You’ve met someone. Not just any someone; a cool, collected, cute-as-hell someone. Right off the bat you know that this could end up being something really special – maybe a friendship, maybe more.
There are just so many signs; from the way you both routinely take out the pickles from your cheeseburgers, to the way you both grab paper transfers on the TTC even though you know you don’t need them. One day you’re learning each other’s coffee order for the first time at Te Aro, and the next you’re playing house at the Queensway Ikea. You even start designating themes for each day of the week, like Tuesday, which becomes your obligatory “Take-Advantage-Of-Half-Off-Movies” Day.
In what seems like no time at all, you both reach a point where you’re seeing each other every single day and you just can't get enough of it.
One “good morning” text later and everything changes. Your special someone doesn’t reply back in the five seconds that he or she usually does. It’s okay, you tell yourself; maybe he’s still recovering from all the chaos at Muzik from the night before; or maybe she forgot to charge her phone overnight. But an hour goes by, then two, then five, and… Nothing.
So you swallow your pride and send that objectionable double text, even though you don’t want to seem too clingy. Still nothing. Hours turn into days and days turn into weeks, and now you’re seriously worried. You send messages on every form of communication – Facebook, Twitter, Instagram, even email for God’s sake – but all you get is white noise. You’re almost convinced that your special someone is dead...
...No, your special someone isn’t dead; at least, not in the actual sense anyway. You’ve just been ghosted.
Ghosting – the slow fade; the social guillotine; the proverbial egg-on-the-face. It’s the pseudo-modern deed of ending a platonic or romantic relationship by removing oneself entirely from another person’s life without any explanation whatsoever.

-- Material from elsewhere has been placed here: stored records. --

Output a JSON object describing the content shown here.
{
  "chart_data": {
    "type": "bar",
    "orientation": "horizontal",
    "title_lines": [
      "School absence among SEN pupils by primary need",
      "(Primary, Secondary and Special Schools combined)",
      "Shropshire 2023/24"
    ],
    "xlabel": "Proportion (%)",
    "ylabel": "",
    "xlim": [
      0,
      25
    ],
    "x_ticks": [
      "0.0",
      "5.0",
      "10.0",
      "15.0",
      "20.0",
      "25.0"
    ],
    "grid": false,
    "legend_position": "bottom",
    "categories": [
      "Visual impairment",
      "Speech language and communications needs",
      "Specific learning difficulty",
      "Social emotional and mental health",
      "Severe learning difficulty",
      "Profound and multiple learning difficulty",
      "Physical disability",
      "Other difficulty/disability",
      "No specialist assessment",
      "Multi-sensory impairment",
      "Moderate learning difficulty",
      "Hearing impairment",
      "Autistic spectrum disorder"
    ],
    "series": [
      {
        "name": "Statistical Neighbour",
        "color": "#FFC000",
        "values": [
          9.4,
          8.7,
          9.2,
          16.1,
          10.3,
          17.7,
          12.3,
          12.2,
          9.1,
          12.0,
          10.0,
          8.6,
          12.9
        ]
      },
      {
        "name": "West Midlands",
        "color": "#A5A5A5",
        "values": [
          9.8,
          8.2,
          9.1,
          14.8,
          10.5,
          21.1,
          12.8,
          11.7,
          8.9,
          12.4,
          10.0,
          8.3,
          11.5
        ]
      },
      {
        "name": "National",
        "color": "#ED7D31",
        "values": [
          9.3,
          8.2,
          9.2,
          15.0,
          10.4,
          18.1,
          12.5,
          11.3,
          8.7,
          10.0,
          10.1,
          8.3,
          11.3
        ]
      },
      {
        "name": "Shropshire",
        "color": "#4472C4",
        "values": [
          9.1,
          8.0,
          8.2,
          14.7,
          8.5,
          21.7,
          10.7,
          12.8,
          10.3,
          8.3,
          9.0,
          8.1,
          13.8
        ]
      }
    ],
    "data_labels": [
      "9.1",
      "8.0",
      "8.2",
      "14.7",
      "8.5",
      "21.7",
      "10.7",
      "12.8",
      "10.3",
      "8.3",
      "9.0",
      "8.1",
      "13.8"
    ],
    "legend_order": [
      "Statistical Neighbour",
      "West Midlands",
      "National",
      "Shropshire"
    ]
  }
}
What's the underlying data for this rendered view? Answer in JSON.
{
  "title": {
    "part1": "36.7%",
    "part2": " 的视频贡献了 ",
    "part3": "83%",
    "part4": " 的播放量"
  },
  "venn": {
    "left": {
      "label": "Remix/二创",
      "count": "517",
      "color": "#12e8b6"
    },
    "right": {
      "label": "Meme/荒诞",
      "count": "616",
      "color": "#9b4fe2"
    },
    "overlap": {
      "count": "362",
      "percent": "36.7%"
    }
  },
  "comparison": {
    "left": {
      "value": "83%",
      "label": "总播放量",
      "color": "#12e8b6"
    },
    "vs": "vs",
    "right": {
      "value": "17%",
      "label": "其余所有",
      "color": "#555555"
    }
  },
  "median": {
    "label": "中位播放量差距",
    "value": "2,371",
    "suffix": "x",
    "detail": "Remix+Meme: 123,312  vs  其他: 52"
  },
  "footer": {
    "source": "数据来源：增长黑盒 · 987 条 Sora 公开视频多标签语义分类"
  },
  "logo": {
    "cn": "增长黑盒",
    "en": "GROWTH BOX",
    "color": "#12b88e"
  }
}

There's a prevailing negative view of ghosting for reasons that are probably obvious. Even the 6ix God believes that "you have the right to leave someone; but at least tell them why 'cause what's even more painful than being abandoned is knowing you're not worth an explanation."
Perhaps with a little more open-mindedness, however, one would understand that "ghosters" cannot be conclusively typecast en masse as bad people. We're human, and sometimes we get ourselves involved with complicated people. For many people, ghosting is the quick and seemingly easier solution for getting out of an annoying or problematic relationship. Some even believe that ghosting is just as much of a social strategy as flirting.I say, let those who have never ghosted someone, consciously or subconsciously, cast the first stone.
Nevertheless, being ghosted sucks, period. But there's still a silver lining to it - at least you'd know for sure that the person who ghosted you is not someone worth associating with.